Never let a good crisis go to waste, you know.

Bob Clark
November 25, 2009 12:40 pm

Someone should see if MythBusters would like to take a crack at re-constructing the series, Just for Kicks.
REPLY: There’s no explosions or high speed crashes involved, doubtful they’d be interested. Climate science can be excruciatingly dull compared to TV science. – A

Arn Riewe
November 25, 2009 12:40 pm

Mark (11:33:11) :
“I’d like to know what the “decline” is. Is it temperature?”
I’ll take a stab at your question with an offer to have anyone else correct it. The decline is not in the temperature record, but in the proxy data(tree rings, etc.). During a “calibration period”, the temp data is matched up to proxy data for good correlation. The CRU problem is the well known “divergence” that occurred between the proxy data and the temperature record, i.e., the temperatures went up, but the proxy data went down. To hide that decline in the proxy data, the temperature was spliced onto the end of the proxies at a convenient point (1940-1960). Voila, no more divergence
Which begs the question: if the proxies diverged after this period, why couldn’t they have diverged before the era of instrumental temp records. Any takers?

Andrew
November 25, 2009 12:42 pm

Of the prople that work there what names do not appear in the emails, what names do not appear as part of a progam or data filename?

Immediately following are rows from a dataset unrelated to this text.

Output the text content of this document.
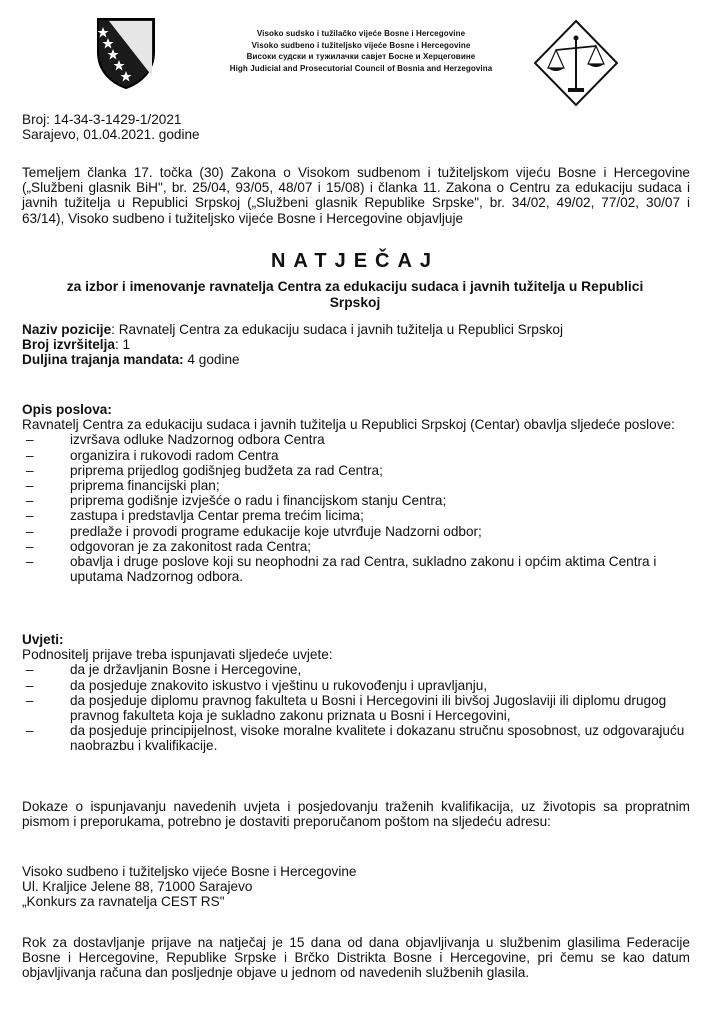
Visoko sudsko i tužilačko vijeće Bosne i Hercegovine
Visoko sudbeno i tužiteljsko vijeće Bosne i Hercegovine
Високи судски и тужилачки савјет Босне и Херцеговине
High Judicial and Prosecutorial Council of Bosnia and Herzegovina
Broj: 14-34-3-1429-1/2021
Sarajevo, 01.04.2021. godine
Temeljem članka 17. točka (30) Zakona o Visokom sudbenom i tužiteljskom vijeću Bosne i Hercegovine („Službeni glasnik BiH", br. 25/04, 93/05, 48/07 i 15/08) i članka 11. Zakona o Centru za edukaciju sudaca i javnih tužitelja u Republici Srpskoj („Službeni glasnik Republike Srpske", br. 34/02, 49/02, 77/02, 30/07 i 63/14), Visoko sudbeno i tužiteljsko vijeće Bosne i Hercegovine objavljuje
NATJEČAJ
za izbor i imenovanje ravnatelja Centra za edukaciju sudaca i javnih tužitelja u Republici Srpskoj
Naziv pozicije: Ravnatelj Centra za edukaciju sudaca i javnih tužitelja u Republici Srpskoj
Broj izvršitelja: 1
Duljina trajanja mandata: 4 godine
Opis poslova:
Ravnatelj Centra za edukaciju sudaca i javnih tužitelja u Republici Srpskoj (Centar) obavlja sljedeće poslove:
– izvršava odluke Nadzornog odbora Centra
– organizira i rukovodi radom Centra
– priprema prijedlog godišnjeg budžeta za rad Centra;
– priprema financijski plan;
– priprema godišnje izvješće o radu i financijskom stanju Centra;
– zastupa i predstavlja Centar prema trećim licima;
– predlaže i provodi programe edukacije koje utvrđuje Nadzorni odbor;
– odgovoran je za zakonitost rada Centra;
– obavlja i druge poslove koji su neophodni za rad Centra, sukladno zakonu i općim aktima Centra i uputama Nadzornog odbora.
Uvjeti:
Podnositelj prijave treba ispunjavati sljedeće uvjete:
– da je državljanin Bosne i Hercegovine,
– da posjeduje znakovito iskustvo i vještinu u rukovođenju i upravljanju,
– da posjeduje diplomu pravnog fakulteta u Bosni i Hercegovini ili bivšoj Jugoslaviji ili diplomu drugog pravnog fakulteta koja je sukladno zakonu priznata u Bosni i Hercegovini,
– da posjeduje principijelnost, visoke moralne kvalitete i dokazanu stručnu sposobnost, uz odgovarajuću naobrazbu i kvalifikacije.
Dokaze o ispunjavanju navedenih uvjeta i posjedovanju traženih kvalifikacija, uz životopis sa propratnim pismom i preporukama, potrebno je dostaviti preporučanom poštom na sljedeću adresu:
Visoko sudbeno i tužiteljsko vijeće Bosne i Hercegovine
Ul. Kraljice Jelene 88, 71000 Sarajevo
„Konkurs za ravnatelja CEST RS"
Rok za dostavljanje prijave na natječaj je 15 dana od dana objavljivanja u službenim glasilima Federacije Bosne i Hercegovine, Republike Srpske i Brčko Distrikta Bosne i Hercegovine, pri čemu se kao datum objavljivanja računa dan posljednje objave u jednom od navedenih službenih glasila.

November 25, 2009 12:49 pm

Slashdot comments has an interesting link to a Finnish TV documentary where the reporters discovered the ‘climate scientists’ had flipped a temperature chart that was showing cooling to show warming instead.

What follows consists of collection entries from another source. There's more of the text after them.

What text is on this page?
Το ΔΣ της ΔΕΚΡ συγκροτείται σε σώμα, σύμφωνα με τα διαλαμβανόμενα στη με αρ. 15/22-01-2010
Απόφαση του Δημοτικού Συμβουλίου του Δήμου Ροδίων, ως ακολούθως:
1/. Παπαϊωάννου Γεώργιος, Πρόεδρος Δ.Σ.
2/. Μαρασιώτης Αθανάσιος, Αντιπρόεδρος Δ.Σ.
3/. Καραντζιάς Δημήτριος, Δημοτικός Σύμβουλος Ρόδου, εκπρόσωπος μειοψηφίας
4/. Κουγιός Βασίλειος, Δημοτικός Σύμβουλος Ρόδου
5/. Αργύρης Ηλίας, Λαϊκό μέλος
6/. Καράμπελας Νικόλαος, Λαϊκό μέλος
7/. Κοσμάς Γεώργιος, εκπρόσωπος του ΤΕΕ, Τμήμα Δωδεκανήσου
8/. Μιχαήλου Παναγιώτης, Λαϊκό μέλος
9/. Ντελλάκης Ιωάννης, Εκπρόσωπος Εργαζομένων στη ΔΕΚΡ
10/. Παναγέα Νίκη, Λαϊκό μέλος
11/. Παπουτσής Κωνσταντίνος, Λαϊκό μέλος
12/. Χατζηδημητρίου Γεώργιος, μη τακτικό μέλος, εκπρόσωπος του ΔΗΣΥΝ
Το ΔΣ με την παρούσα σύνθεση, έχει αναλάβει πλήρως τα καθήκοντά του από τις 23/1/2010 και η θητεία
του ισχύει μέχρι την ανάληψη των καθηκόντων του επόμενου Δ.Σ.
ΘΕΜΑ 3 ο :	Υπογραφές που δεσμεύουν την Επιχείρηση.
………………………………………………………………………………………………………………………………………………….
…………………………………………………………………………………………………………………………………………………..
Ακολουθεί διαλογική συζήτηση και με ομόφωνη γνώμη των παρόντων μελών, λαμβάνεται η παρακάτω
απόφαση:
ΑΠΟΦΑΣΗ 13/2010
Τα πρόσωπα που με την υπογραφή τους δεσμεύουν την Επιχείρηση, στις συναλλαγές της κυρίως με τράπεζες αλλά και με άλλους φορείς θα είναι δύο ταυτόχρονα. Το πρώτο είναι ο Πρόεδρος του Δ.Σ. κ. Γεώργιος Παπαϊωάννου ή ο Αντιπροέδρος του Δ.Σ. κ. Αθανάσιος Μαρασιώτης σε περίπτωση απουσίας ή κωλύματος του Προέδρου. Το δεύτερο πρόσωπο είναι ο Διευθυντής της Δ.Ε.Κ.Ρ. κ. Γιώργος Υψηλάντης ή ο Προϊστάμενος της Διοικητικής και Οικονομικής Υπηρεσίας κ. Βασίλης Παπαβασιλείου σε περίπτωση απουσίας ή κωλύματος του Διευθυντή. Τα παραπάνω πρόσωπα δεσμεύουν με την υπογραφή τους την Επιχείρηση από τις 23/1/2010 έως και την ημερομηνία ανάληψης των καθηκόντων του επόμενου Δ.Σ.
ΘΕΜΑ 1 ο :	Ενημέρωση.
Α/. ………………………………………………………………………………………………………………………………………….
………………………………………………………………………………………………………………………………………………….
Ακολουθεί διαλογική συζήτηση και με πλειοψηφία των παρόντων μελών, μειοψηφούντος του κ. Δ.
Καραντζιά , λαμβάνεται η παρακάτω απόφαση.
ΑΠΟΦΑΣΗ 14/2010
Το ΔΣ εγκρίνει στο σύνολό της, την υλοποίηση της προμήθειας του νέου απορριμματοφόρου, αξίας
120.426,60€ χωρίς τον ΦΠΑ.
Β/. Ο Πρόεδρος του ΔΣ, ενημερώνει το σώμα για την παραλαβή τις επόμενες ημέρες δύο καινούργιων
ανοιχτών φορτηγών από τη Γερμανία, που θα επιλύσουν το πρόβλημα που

How do you say Gotcha! in Finnish?

Vincent
November 25, 2009 12:52 pm

Does anyone even know what this code is supposed to do?

Ian C.
November 25, 2009 12:54 pm

We ‘programming geeks’ try to comment our code so we can understand it when we go back to revise it, sometimes years later. Since we expect that we are the only ones who will ever read it, we tend to be very honest in our comments, especially “why” we include/exclude/fudge something.
Fudge factors are normal when trying to account for ‘real world’ data with an imperfect model. Anyone involved in modelling knows this. You have to have some way to account for factors that are not understood. The idea is to find a way to bring the results of the model into line with real world’s data. It is never suppposed to be used to twist the data to create an artifical world, which is what this nightmare is trying to do.